Abstract

Over 60 yr ago, Houssay demonstrated that removal of the pituitary improved the diabetes of animals and made them particularly sensitive to insulin (Carbohydrate metabolism. BA Houssay. N Engl J Med 1936; 214: 971–975), and Young reported that permanent diabetes could be produced by injection of pituitary extract (Permanent diabetes produced by pituitary (anterior lobe) injections. FG Young. Lancet 1937; ii: 372–374). Rolf Luft and colleagues in Sweden translated the Houssay model to humans by performing hypophysectomy in the hope of ameliorating vascular complications (Hypophysectomy in man. R Luft, H Olivecrona, B Sjogren.
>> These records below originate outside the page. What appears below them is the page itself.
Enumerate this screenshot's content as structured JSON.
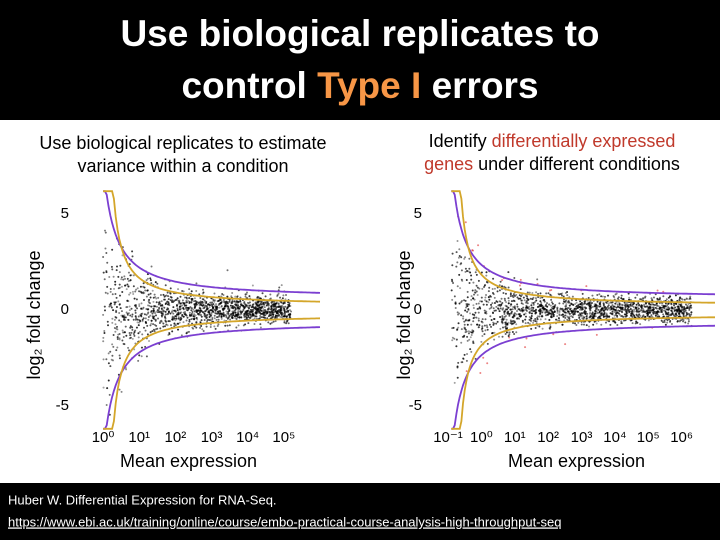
{
  "title": {
    "line1": "Use biological replicates to",
    "line2_before": "control",
    "line2_highlight": "Type I",
    "line2_after": "errors"
  },
  "panels": [
    {
      "caption": [
        "Use biological replicates to estimate",
        "variance within a condition"
      ],
      "chart": {
        "type": "scatter",
        "ylabel": "log₂ fold change",
        "xlabel": "Mean expression",
        "log_x": true,
        "xlim": [
          -0.5,
          6
        ],
        "ylim": [
          -6,
          6
        ],
        "yticks": [
          -5,
          0,
          5
        ],
        "xticks": [
          {
            "value": 0,
            "label": "10⁰"
          },
          {
            "value": 1,
            "label": "10¹"
          },
          {
            "value": 2,
            "label": "10²"
          },
          {
            "value": 3,
            "label": "10³"
          },
          {
            "value": 4,
            "label": "10⁴"
          },
          {
            "value": 5,
            "label": "10⁵"
          }
        ]
      }
    },
    {
      "caption": [
        "Identify",
        "differentially expressed",
        "genes",
        "under different conditions"
      ],
      "chart": {
        "type": "scatter",
        "ylabel": "log₂ fold change",
        "xlabel": "Mean expression",
        "log_x": true,
        "xlim": [
          -1.3,
          7
        ],
        "ylim": [
          -6,
          6
        ],
        "yticks": [
          -5,
          0,
          5
        ],
        "xticks": [
          {
            "value": -1,
            "label": "10⁻¹"
          },
          {
            "value": 0,
            "label": "10⁰"
          },
          {
            "value": 1,
            "label": "10¹"
          },
          {
            "value": 2,
            "label": "10²"
          },
          {
            "value": 3,
            "label": "10³"
          },
          {
            "value": 4,
            "label": "10⁴"
          },
          {
            "value": 5,
            "label": "10⁵"
          },
          {
            "value": 6,
            "label": "10⁶"
          }
        ]
      }
    }
  ],
  "footer": {
    "citation": "Huber W. Differential Expression for RNA-Seq.",
    "link": "https://www.ebi.ac.uk/training/online/course/embo-practical-course-analysis-high-throughput-seq"
  }
}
Nord Med 1952; 47: 351–354). At the same time, remission of diabetic retinopathy was reported in a woman with long-standing type 1 diabetes when she developed postpartum anterior pituitary insufficiency (Sheehan's syndrome) (The Houssay phenomenon in man: recovery from retinopathy in a case of diabetes with Simmonds' disease. JE Poulsen. Diabetes 1953; 2 : 7–12). In the 1960s and 1970s, there was considerable enthusiasm for pituitary ablation in the treatment of proliferative retinopathy, an approach happily supplanted by retinal photocoagulation.